More layoffs in 2016

Haruna Iddrisu, Labour Minister Haruna Iddrisu, Labour Minister

Employers would be left with no choice than to lay off workers if Ghana’s current economic condition does not improve in 2016, businesses have warned.

Erratic power supply, high-interest rates, instability of the local currency, and rising cost of utilities have all contributed in raising the cost of doing business in the country.

As a result, some two thousand workers or more - mostly from the mining and manufacturing sectors - have lost their jobs as a result of labour retrenchments since the beginning of 2014.

Director of Research and Projects at the Ghana Employers’ Association (GEA), Charles Asante-Bempong said a recent study carried out by the GEA revealed that the current energy crisis has had a telling effect on businesses with some industries laying off staff, and others working below capacity due to the unreliable nature of power.

He hinted the situation could get worse if the general economic condition does not improve in 2016.

Mr Asante-Bempong was speaking on the sides of a breakfast meeting held by the Association to discuss with industry players its draft Business Agenda document for the 2016-2018 years.

Since the beginning of 2014 till now, many prominent companies in the country have laid off some of their employees while some threatened to do so if the economy does not improve.

This has left the Ghanaian worker worse off than ever.

In the mining sector, where the challenges equally stem from external shocks as they are of nationally, about a thousand workers have been laid off.

Newmont Ghana laid off about 500 workers in 2014 as part of efforts to improve and ensure cost and operational efficiency at its Ahafo Mine.
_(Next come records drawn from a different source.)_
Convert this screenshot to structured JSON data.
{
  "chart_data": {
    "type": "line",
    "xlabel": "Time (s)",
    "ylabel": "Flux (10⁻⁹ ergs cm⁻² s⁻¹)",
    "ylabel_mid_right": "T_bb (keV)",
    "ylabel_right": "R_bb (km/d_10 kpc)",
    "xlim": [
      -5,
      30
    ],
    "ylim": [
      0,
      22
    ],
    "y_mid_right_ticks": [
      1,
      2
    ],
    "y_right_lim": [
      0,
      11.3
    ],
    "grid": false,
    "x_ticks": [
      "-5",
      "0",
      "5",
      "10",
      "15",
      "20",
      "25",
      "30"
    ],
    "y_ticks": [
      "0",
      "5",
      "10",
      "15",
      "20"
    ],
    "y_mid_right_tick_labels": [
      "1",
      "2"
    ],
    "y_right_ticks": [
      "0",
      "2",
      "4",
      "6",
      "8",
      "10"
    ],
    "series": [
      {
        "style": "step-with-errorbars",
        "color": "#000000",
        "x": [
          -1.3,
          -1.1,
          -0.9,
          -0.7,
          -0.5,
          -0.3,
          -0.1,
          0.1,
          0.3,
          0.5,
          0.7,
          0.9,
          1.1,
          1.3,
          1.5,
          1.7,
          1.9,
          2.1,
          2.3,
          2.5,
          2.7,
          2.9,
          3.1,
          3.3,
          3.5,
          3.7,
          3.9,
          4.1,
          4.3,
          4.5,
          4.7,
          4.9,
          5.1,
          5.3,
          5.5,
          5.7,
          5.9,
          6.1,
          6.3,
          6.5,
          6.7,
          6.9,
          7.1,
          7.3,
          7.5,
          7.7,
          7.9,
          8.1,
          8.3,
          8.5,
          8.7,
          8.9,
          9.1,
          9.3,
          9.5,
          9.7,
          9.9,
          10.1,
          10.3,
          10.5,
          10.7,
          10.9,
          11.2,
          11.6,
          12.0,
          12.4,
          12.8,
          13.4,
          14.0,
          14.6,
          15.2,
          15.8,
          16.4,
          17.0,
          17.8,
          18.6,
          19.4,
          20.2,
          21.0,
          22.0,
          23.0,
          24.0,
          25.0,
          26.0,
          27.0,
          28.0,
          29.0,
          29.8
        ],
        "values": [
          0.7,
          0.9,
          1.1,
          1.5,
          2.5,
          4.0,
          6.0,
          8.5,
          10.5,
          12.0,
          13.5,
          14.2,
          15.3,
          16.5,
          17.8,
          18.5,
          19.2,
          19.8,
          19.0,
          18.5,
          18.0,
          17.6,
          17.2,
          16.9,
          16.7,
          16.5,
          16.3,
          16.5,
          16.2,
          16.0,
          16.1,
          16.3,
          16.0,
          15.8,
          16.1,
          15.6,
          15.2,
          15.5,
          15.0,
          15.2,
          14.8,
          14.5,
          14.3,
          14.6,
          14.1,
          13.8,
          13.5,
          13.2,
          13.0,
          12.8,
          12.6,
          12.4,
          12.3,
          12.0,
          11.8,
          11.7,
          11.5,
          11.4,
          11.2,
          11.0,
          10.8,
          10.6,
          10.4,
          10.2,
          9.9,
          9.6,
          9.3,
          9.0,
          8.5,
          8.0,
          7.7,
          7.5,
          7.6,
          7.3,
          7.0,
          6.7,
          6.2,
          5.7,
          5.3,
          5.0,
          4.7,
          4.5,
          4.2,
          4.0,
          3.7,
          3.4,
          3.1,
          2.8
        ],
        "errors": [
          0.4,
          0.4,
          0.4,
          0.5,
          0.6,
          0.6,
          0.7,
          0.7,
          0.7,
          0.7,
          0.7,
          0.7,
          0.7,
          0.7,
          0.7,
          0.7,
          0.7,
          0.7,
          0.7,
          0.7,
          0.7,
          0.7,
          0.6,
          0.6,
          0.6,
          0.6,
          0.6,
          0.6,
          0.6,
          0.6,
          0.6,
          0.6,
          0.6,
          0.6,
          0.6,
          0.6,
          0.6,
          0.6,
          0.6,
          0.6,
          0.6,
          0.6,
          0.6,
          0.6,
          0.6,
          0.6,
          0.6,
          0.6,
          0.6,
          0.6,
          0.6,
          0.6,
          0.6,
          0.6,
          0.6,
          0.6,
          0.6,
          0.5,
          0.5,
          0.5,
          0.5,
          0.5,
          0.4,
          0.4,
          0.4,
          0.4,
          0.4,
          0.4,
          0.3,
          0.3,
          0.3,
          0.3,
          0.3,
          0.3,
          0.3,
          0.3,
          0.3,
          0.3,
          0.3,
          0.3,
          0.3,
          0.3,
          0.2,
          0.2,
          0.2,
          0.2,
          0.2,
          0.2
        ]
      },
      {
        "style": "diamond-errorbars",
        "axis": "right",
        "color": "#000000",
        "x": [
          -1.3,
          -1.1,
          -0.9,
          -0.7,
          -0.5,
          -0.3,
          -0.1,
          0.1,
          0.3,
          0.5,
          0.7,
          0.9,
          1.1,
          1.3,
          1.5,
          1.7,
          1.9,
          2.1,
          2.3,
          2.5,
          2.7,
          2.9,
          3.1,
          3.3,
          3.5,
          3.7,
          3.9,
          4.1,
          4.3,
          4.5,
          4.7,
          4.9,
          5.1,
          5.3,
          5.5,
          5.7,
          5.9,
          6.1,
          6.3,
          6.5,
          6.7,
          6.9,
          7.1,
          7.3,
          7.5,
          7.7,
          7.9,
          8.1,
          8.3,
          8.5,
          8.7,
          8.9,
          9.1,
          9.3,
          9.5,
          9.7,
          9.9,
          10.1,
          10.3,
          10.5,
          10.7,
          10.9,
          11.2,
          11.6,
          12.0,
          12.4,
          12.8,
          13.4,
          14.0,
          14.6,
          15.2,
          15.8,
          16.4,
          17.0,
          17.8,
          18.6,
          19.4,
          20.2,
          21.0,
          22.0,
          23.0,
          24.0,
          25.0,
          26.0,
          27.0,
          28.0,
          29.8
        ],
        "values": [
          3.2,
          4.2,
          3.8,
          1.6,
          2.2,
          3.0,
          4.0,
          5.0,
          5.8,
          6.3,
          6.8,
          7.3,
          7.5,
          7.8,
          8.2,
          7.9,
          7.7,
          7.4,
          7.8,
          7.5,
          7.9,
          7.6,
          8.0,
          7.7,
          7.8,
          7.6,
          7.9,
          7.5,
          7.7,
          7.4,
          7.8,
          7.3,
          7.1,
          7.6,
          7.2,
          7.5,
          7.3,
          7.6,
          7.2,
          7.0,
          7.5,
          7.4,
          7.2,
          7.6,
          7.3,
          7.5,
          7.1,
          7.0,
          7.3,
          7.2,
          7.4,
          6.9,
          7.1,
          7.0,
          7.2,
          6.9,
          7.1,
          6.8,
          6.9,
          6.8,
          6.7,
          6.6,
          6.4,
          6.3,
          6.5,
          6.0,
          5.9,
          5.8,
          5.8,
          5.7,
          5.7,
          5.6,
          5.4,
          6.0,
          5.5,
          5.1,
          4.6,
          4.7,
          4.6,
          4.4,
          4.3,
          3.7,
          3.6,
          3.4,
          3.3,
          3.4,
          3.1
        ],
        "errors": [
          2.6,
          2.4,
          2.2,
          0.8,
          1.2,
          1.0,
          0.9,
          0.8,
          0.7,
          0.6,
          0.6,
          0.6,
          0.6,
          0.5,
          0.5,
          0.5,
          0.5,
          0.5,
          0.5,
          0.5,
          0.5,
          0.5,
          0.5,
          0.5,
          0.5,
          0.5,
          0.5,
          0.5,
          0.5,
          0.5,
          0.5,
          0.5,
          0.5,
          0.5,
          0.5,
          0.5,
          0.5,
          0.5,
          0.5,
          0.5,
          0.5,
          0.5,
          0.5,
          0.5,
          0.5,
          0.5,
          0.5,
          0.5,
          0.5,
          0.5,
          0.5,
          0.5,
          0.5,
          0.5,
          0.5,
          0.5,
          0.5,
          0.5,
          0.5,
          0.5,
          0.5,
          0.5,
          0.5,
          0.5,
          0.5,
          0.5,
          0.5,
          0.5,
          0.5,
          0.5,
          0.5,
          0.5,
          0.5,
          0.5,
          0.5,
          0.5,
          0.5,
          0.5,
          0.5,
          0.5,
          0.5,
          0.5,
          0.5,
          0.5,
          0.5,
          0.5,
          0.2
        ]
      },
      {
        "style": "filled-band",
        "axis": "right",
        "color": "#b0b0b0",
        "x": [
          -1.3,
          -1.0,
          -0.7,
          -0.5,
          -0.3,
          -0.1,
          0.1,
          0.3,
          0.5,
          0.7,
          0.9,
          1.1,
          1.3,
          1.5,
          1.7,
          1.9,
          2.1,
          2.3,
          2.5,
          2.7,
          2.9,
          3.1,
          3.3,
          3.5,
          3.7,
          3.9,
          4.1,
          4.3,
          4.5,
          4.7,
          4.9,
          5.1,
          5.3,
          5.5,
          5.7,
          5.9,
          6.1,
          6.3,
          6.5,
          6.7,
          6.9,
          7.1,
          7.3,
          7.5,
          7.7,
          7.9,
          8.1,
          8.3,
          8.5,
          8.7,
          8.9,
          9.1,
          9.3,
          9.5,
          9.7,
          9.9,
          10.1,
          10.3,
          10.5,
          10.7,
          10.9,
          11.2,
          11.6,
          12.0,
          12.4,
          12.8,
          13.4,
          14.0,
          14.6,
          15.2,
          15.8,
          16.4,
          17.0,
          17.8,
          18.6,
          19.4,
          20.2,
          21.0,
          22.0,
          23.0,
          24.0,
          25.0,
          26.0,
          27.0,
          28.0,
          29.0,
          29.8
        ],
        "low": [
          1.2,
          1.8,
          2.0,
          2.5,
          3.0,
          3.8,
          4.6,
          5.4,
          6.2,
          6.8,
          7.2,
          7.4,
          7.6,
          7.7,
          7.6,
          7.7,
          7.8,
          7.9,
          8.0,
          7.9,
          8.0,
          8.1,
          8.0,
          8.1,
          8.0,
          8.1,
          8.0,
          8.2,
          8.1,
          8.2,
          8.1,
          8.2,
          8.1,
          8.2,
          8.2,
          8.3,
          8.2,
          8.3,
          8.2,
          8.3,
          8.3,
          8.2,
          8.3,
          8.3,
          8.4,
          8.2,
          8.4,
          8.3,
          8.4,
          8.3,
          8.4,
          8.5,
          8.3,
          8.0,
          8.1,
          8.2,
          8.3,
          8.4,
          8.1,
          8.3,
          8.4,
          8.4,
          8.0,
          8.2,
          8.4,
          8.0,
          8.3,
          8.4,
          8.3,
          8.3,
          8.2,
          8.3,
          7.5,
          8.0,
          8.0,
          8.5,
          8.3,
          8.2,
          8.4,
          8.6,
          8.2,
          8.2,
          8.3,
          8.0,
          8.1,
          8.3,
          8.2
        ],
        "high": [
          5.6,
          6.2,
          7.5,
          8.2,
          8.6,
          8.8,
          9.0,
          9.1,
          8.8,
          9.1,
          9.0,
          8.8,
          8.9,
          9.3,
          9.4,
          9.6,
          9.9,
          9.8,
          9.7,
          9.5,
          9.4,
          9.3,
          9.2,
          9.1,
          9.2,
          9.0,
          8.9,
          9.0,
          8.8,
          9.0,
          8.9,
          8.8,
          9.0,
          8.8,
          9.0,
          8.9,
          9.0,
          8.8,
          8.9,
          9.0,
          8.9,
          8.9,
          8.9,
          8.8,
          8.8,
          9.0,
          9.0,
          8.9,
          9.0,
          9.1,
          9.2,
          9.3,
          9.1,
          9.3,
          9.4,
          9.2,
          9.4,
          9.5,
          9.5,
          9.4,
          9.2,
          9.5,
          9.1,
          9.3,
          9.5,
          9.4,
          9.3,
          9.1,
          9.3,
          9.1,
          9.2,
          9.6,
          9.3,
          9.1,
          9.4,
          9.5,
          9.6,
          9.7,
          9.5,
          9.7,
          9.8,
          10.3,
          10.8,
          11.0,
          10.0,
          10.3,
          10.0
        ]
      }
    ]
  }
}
It had in 2013 laid off 240 workers “due to a fall in gold price on the world market and the rising cost of doing business in the last five years.”

In August 2014, AngloGold Ashanti slowed operations at its Obuasi mine by slashing its exploration budget to between US$150 and US$175 million from US$400 million - resulting in the laying off of hundreds of workers.

Goldfields in 2014 also laid off more than 500 employees and announced it would lay off 200 more in March this year in the economic status quo does not improve.

The domestic challenges aforementioned, together with a fall in gold prices on the world market, have had a telling effect on the industry.

Gold prices began 2014 trading at US$1,250 an ounce on the international market and peaked to an all-time high, within the period under review, of US$1,380 in March 2014. The commodity is currently trading at US$1,069.

In the manufacturing sector, Coca-Cola Bottling Company Limited laid off some 98 workers in March this year, from the total 250 it planned to retrench, due to the worsening effects of the current power crisis and the depreciation of the cedi.

Beverage producing company, Blue Skies also threatened to lay off a thousand of its workers in April 2015 if nothing is done to improve the erratic power supply in the country. Cadbury Ghana Limited and Mantrac Ghana laid off 58 and 180 workers respectively for the same reasons.

In the services sector, Novotel Hotel laid off 26 while the African Sun Hotel at Airport City totally folded up totally leaving hundreds of its workers jobless.

A shortage in power supply (deficit of 500MW) from the national grid, resulting in a load shedding exercise by the Electricity Company of Ghana (ECG), has crippled many businesses in its four-year run.

Access to credit and the cost of borrowing have been a major challenge for most businesses in the country. Many of the commercial banks lend at between 28 and 38 per cent per annum even though the central bank currently lends to them (commercial banks) at 26 per cent.

The cost of borrowing is said to rise further as the Bank of Ghana (BoG) continues to increase its policy rate in bid to tighten the country’s monetary policy stance. The BoG policy rate has been increased by 500 basis points in the past year from 21 percent to the current 26 percent.

The cedi has depreciated by about 60 percent against major trading currencies since the beginning of 2014. The currency began 2014 trading at GH¢2.3 to dollar but now trades at GH?3.8.

Utility prices are set to go up by a 100 per cent in 2016 further putting a strain on businesses. Even though inflation has remained relatively stable, cost of inputs has escalated drastically.

According to the GEA the private sector’s role as a key engine for economic development, and an important partner for sustainable and inclusive economic growth, is critical in reducing poverty, and as such should be taken serious.

Despite its contributions to the economy, the fundamental questions regarding how the country’s private sector was being developed to actually boost economic growth and reduce poverty remains unanswered.